In questo campo, va ricordato, gli studi sono purtroppo ancora agli albori. I ricercatori che si occupano di animali hanno messo in relazione l’esposizione a micro e nanoplastiche a infertilità, infiammazione e cancro, ma gli effetti sugli uomini sono ancora sconosciuti. In uno studio parallelo, di cui è coautore sempre il Professor Vethaak, è stato valutato il rischio di cancro relativo all’ingestione di microplastiche: “Ricerche più dettagliate su come le micro e nanoplastiche influenzano le strutture e i processi del corpo umano e se e come possono trasformare le cellule e indurre la cancerogenesi, sono sempre più urgenti, soprattutto alla luce dell’aumento esponenziale della produzione di plastica. Il problema diventa ogni giorno più grave”, ha aggiunto al proposito Vethaak. È ragionevole essere preoccupati – ha concluso il professore olandese – le particelle ci sono e vengono trasportate in tutto il nostro corpo”.

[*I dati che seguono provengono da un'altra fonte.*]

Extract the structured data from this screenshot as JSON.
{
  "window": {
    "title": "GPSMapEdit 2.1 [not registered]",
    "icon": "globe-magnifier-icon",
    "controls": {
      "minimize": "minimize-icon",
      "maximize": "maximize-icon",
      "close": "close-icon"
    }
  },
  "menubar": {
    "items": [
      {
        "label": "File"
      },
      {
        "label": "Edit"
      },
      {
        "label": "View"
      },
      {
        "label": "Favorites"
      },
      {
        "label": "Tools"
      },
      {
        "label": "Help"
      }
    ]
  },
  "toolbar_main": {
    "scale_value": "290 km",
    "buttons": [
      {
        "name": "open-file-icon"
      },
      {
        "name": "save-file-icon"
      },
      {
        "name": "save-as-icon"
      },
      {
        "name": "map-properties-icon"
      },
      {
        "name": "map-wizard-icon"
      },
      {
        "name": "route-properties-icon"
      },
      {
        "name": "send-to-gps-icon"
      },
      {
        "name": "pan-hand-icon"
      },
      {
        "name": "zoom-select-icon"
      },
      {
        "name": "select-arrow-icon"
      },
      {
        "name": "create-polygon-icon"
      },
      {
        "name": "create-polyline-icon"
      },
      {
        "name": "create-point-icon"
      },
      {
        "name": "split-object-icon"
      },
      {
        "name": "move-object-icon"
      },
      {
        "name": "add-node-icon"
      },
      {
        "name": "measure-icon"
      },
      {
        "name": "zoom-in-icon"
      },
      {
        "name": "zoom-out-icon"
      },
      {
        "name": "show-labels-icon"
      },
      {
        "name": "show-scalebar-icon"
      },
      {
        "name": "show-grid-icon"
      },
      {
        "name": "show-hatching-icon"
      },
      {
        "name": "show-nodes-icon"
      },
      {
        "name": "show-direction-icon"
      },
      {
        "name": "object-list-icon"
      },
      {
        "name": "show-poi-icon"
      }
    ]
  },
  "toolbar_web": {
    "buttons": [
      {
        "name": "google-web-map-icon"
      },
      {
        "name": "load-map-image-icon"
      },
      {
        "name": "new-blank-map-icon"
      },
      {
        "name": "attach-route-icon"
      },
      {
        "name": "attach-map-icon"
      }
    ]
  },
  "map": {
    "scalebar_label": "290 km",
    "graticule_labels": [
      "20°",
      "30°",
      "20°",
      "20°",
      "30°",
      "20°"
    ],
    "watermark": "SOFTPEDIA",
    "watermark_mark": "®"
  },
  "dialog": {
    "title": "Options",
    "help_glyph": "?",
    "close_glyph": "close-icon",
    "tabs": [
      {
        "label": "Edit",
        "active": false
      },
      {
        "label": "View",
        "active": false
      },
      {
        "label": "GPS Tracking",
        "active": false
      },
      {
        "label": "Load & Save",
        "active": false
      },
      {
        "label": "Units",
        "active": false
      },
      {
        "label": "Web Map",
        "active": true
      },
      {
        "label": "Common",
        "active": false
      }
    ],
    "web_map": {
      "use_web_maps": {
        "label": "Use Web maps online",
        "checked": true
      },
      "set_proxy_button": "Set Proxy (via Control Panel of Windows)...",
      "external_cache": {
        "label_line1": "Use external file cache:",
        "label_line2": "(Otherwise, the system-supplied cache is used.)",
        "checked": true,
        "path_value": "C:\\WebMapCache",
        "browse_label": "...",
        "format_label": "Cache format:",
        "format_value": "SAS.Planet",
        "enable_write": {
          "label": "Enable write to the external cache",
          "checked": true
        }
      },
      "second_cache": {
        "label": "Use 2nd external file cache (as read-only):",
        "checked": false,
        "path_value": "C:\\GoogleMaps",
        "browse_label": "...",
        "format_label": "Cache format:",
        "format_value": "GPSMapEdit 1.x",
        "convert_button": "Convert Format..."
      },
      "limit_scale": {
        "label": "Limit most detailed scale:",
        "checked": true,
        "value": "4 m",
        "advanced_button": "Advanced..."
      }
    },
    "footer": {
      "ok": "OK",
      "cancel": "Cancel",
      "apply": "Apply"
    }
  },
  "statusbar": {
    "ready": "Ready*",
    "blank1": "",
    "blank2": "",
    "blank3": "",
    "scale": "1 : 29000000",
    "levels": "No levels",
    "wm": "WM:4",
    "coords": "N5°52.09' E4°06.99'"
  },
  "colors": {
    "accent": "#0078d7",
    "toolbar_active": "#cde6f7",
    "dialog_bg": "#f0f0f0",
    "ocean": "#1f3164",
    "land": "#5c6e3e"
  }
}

Microplastiche anche nei polmoni

È stato dimostrato, peraltro, che le microplastiche si depositano in profondità, anche nei polmoni delle persone. A farlo è stato una ricerca pubblicata online da “Science of the Total Environment” e realizzata da un team di ricercatori e medici del Regno Unito. Lo studio, basato sull’esame del tessuto polmonare prelevato da 13 pazienti sottoposti a intervento chirurgico, ha rilevato particelle di plastica fino a dimensioni di 0,003 mm, confermando la loro presenza in 11 casi. Utilizzando la spettroscopia, è inoltre stato possibile identificare anche il tipo di plastica e le microplastiche più comuni che sono risultate essere quelle derivate dal polipropilene, utilizzato prevalentemente negli imballaggi e nei tubi, e dal Pet, impiegato soprattutto per le bottiglie.

Un problema globale

Per concludere va ricordato che la diffusione della plastica in acqua, aria e suolo è un problema globale. Anche quando non sono più visibili a occhio umano, i minuscoli frammenti di plastica pervadono l’ambiente e possono essere ingeriti da animali e uomini. Per definizione, per microplastica si intendono frammenti più piccoli di cinque millimetri di diametro. Le nanoplastiche sono invece ancora più piccole (con un diametro inferiore a 0.001 millimetri). Il loro accumulo nell’ambiente – la produzione attuale è stimata in oltre 300 milioni di tonnellate l’anno – è considerato una catastrofe per tutti gli ecosistemi, a partire dagli oceani.

Certo, la presenza dimostrata di microplastiche all’interno del corpo umano, nel sangue e nei polmoni, apre scenari non immaginabili fino a poco tempo fa, anche e soprattutto per le conseguenze a livello di cronicità che potrebbero avere sulla salute.